Most riders are happier when they stay stock or go up just one step. That keeps the Renegade’s feel close to what made it fun in the first place. Once you jump too far, the changes stack up: more rotating mass, slower acceleration, added strain at low speed, and less room around the fenders and suspension.

When Staying Stock Makes Sense

Stock size is the smart call if you like how the ATV already handles and just want fresher rubber. It’s also the safer pick if the machine still sees a wide mix of surfaces. You get the least drama at install time and the smallest chance of rubbing, gearing complaints, or weird steering feel.

When A Slight Upsize Can Work

A mild upsized tire can make sense if you want a touch more ground clearance or a little more footprint in soft ground. But keep the jump modest, and check wheel width and offset before you click buy. A tire that is only one inch taller on paper can behave much bigger once the tread gets wider too.

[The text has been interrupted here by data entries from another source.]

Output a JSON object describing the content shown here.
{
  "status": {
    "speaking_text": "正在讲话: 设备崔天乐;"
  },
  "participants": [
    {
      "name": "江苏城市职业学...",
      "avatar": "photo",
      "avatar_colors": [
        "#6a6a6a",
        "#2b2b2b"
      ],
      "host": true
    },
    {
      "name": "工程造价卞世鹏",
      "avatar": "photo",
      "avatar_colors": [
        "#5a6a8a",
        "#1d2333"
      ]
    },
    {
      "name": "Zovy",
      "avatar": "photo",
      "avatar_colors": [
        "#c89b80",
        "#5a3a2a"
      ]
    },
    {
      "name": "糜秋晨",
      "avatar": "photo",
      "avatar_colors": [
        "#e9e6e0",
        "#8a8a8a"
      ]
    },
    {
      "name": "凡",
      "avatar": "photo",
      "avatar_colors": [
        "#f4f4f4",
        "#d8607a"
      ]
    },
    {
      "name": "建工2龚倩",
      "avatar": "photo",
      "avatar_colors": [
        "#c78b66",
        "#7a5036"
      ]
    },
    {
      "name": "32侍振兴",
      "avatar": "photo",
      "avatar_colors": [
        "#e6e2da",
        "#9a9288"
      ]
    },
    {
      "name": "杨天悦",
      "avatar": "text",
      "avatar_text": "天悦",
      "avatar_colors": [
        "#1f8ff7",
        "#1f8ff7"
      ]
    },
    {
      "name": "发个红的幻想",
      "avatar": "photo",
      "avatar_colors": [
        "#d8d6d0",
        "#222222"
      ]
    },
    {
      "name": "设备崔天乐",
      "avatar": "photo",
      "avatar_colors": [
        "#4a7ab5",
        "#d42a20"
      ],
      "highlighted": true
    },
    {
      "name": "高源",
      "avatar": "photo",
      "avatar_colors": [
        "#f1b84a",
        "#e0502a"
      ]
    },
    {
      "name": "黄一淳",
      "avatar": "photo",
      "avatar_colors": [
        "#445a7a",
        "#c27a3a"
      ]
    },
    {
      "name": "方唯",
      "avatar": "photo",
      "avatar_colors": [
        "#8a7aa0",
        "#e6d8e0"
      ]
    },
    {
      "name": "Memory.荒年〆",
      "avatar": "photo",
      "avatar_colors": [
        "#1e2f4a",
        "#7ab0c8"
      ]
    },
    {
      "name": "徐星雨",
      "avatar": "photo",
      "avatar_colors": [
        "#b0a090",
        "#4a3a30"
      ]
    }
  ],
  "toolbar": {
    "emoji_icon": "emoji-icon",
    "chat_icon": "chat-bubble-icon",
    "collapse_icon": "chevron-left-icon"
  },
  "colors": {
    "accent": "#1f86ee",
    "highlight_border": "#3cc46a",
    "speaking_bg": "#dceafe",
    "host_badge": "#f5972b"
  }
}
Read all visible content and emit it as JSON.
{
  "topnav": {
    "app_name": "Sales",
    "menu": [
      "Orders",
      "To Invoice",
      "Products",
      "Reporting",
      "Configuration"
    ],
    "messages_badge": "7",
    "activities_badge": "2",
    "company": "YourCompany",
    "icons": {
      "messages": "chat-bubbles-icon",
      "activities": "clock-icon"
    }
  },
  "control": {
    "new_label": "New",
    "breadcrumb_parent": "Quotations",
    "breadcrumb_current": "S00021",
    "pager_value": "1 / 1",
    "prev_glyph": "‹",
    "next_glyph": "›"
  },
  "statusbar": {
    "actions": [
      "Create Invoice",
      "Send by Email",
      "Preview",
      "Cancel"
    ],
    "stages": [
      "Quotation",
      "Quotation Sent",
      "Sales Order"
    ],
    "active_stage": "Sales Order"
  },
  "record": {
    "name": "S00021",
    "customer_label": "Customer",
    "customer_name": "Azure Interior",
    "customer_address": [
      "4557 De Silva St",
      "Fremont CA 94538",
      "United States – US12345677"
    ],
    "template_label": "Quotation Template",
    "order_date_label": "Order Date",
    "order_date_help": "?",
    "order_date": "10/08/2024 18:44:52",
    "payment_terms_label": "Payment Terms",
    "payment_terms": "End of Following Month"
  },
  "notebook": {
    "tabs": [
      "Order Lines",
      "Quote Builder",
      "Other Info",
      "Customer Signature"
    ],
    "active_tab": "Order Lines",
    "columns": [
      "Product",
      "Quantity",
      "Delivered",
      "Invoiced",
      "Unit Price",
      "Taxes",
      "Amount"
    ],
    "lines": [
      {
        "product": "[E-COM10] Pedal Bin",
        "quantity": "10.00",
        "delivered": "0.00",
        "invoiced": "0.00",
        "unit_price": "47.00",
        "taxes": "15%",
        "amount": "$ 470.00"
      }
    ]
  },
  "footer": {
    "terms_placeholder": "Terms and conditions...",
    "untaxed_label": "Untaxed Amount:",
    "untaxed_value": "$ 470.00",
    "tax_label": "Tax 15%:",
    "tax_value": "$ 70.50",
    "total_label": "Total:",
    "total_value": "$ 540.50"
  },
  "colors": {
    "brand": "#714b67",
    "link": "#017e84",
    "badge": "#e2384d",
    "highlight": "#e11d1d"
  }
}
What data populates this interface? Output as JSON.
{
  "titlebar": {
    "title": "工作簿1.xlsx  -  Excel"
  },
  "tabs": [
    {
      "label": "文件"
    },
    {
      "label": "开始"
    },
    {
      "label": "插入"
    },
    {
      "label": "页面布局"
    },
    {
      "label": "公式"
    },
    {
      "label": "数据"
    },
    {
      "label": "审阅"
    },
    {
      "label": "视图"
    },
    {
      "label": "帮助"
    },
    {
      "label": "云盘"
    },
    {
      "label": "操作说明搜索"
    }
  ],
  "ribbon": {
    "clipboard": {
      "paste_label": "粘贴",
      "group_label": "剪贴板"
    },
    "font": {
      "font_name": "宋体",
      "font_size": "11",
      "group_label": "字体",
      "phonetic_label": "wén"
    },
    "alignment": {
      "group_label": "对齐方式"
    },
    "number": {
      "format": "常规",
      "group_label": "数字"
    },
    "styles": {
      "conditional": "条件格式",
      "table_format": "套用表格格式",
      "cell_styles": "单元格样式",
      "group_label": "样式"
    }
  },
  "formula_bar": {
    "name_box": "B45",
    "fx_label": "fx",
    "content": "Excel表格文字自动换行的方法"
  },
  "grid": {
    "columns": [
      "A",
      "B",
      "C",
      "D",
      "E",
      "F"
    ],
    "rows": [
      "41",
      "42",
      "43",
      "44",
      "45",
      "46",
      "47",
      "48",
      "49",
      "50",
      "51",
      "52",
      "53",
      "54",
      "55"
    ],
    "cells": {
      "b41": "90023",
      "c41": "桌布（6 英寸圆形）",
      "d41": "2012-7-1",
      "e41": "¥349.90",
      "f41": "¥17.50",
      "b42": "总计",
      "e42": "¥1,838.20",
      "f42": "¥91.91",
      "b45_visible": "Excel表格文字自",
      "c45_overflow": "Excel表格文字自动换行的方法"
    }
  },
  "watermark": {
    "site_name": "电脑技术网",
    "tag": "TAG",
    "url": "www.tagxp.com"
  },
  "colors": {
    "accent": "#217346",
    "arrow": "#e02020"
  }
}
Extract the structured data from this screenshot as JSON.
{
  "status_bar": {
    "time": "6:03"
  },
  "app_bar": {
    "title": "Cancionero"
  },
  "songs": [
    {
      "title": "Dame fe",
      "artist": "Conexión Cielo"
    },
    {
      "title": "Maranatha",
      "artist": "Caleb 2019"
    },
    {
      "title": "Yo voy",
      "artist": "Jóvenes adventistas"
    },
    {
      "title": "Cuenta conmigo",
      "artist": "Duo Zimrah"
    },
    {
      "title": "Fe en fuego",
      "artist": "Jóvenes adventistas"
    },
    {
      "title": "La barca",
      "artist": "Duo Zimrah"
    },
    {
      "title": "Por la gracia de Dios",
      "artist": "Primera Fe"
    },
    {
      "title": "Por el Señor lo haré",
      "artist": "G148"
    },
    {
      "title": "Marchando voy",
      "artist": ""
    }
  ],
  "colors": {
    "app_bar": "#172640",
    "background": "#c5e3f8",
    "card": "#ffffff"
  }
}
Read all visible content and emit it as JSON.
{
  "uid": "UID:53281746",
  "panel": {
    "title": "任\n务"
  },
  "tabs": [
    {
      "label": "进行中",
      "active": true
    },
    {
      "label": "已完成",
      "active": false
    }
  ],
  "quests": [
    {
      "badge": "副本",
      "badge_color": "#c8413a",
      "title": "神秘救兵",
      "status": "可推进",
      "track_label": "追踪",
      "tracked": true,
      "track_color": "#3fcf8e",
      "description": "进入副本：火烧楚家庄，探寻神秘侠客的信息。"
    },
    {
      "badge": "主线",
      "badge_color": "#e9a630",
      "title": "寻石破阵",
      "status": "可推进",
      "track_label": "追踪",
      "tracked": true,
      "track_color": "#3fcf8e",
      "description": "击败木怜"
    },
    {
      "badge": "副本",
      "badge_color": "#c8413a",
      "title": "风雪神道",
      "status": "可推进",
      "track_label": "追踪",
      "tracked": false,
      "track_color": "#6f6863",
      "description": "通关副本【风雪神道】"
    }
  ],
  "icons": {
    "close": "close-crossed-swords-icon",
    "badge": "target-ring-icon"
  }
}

What Usually Changes With A Bigger Tire

  • Acceleration softens
  • Steering gets heavier
  • Belt and clutch load go up
  • Clearance gets tighter at full lock
  • Braking feel can get less crisp
Change You Gain You Give Up
Stay stock size Fit, snap, and steering feel Less extra clearance
Go up one inch A bit more height and footprint Some response and steering ease
Choose mud tread Bite in slop and self-cleaning More weight and rougher hard-ground feel
Choose lighter trail tread Quicker handling and easier spin-up Less pull in deep muck
Pick a stronger carcass More puncture resistance Extra weight and a firmer ride

What To Check Before You Buy

A tire that fits the spec sheet can still be the wrong tire for your riding. Brand-to-brand shape changes, lug depth changes, and carcass stiffness all affect how a Renegade feels. Read the full size, then read the tire’s purpose.

  1. Match the job first. Trail tires for trail use. Mud tires for mud use. Start there and half the guesswork disappears.
  2. Check wheel size and width. A good tire on the wrong wheel is still the wrong setup.
  3. Think about weight. A heavy tire can make a strong ATV feel slower than you’d expect.
  4. Look at sidewall strength. Rocky routes ask for more sidewall than smooth woods loops.
  5. Measure your ATV. Full lock, full compression, and mud buildup room all matter.

If you ride a little bit of everything, chase balance, not bragging rights. A Can Am Renegade is at its most fun when the tire lets the chassis stay lively. That usually means a moderate tread, sane size, and a setup that does not ask the drivetrain to drag around extra mass all day.

A Tire Match That Feels Right On The First Ride

Good Can Am Renegade tires do not just look aggressive on the rack. They fit the trim, suit the ground, and keep the ATV acting like a Renegade once the ride starts. For most riders, that points to stock size or a mild step up, with tread chosen by where the machine spends most of its time. Pick that way, and your next set is far more likely to feel right from the first corner to the last muddy climb.